Türkiye’nin hizmet ihracatında çok güçlü olduğunu belirten Bakan Şimşek, bu yıl hizmet ticareti fazlasının 65 milyar dolar civarında olacağını, mal ticaretinde açık olmasına rağmen turizm, satın alma, sağlık turizmi, eğitim ve yaratıcı endüstrilerde güçlü olduklarını söyledi.
Küresel borcun GSYH’ye oranının son 25 yılda önemli ölçüde artarak yüzde 324’e ulaştığını belirten Şimşek, şöyle konuştu: “Türkiye’de bu oran yüzde 89. Bu önemli bir avantaj ve altyapı, eğitim ve sağlık harcamalarına daha fazla alan yaratmamıza olanak sağlıyor. Borcu yüksek ülkeler aynı imkanlara sahip değil. Bu alanı yapısal reformlar, verimliliği artıracak yatırımlar, yapay zeka ve yeşil dönüşüm için kullanalım.” dedi.

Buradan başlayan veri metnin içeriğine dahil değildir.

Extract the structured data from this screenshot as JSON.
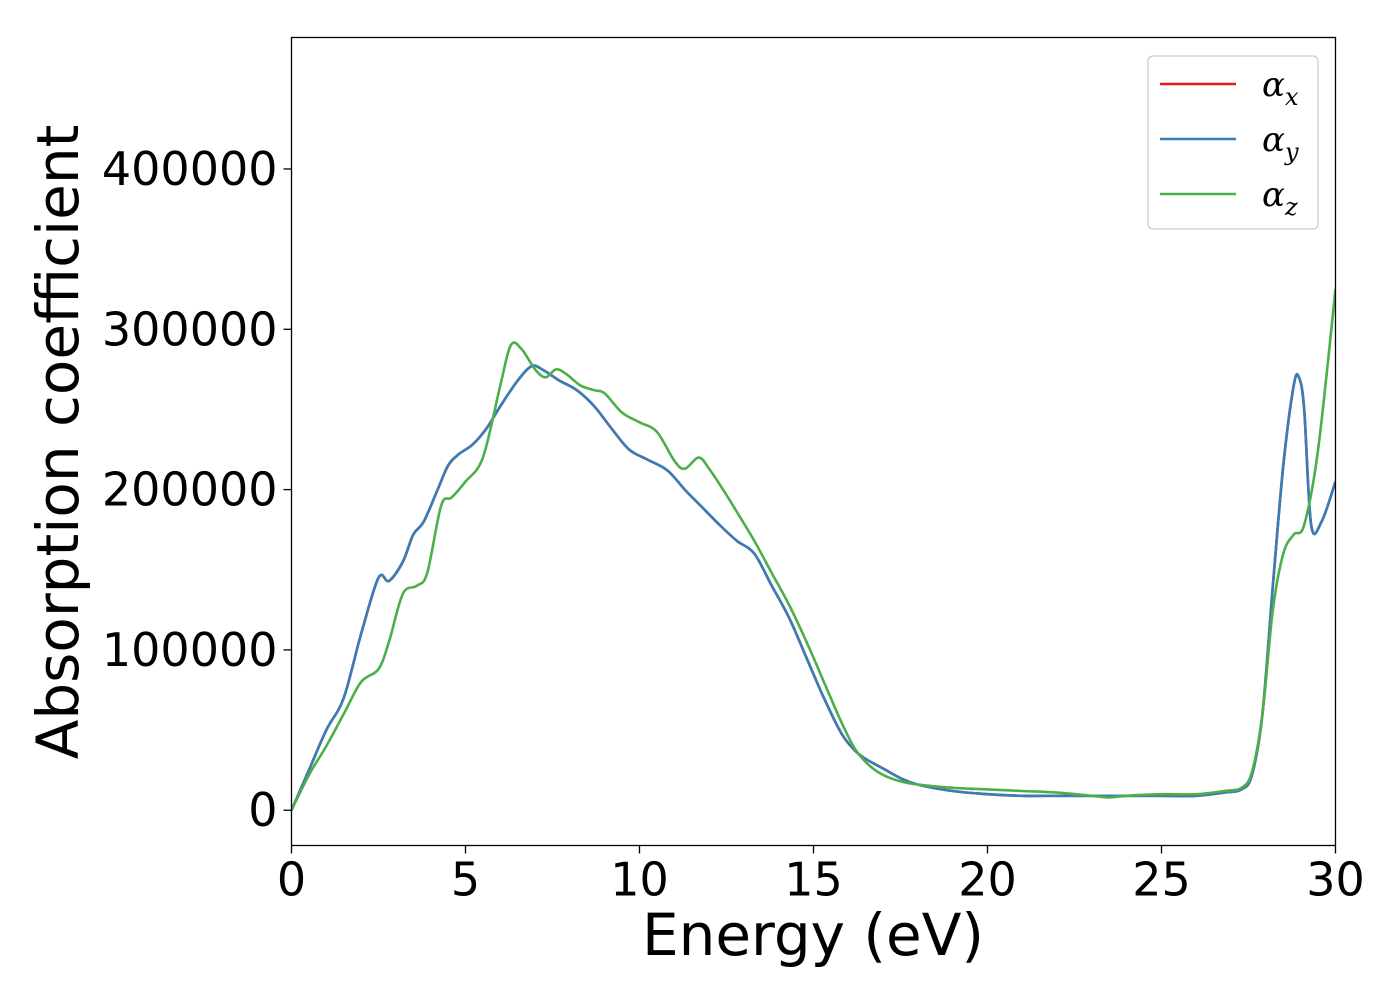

Türkiye’nin yapay zeka, 5G, savunma sanayi ve yenilenebilir enerji gibi alanlardaki çalışmalarını ve yatırımlarını anlatan Şimşek, şöyle konuştu: “Yenilenebilir enerjide dönüşümü hızlandırıyoruz. Türkiye güneş, rüzgar ve jeotermal ekipmanları üretim potansiyeli açısından ilk 10’da yer alıyor. Yeşil teknolojilerde önemli bir oyuncu olma potansiyelimiz yüksek.” dedi.
“TÜRKİYE’NİN PERFORMANSI GELİŞMEKTE OLAN ÜLKELERLE KARŞILAŞTIRILDIĞINDA ÇOK ÖNDE”
Hazine ve Maliye Bakanı Şimşek, halihazırda uyguladıkları enflasyonla mücadele programına değinerek, “Amacımız fiyat istikrarını sağlamak, mali disiplini güçlendirmek ve cari açığı azaltmak. Bu alanda ciddi ilerleme var. Yapısal dönüşüm sürdürülebilirliğin temel unsuru. Programın ikinci aşamasındayız, ilerleme önemli. Enflasyonu yeniden tek haneye indirmeyi hedefliyoruz.” dedi.
İhracatta yüksek ve orta teknolojili ürünlerin payının arttığını belirten Şimşek, şöyle konuştu:
“Türkiye, doğrudan yatırımda yeniden bölgesel merkez olma yolunda ilerliyor. Doğrudan yatırımlar son 20-25 yılda yaklaşık 20 kat arttı. Yeni kredi notu artışlarıyla yatırım yapılabilir seviyeye dönmeyi hedefliyoruz. Son 20 yılda ortalama reel büyüme yüzde 5,4 oldu. Bu, Cumhurbaşkanımız Recep Tayyip Erdoğan dönemindeki ekonomik performansı yansıtıyor. Gelişmekte olan ülkelerle karşılaştırıldığında, özellikle Çin ve Hindistan hariç tutulduğunda, Türkiye’nin büyüme performansı açık ara önde.”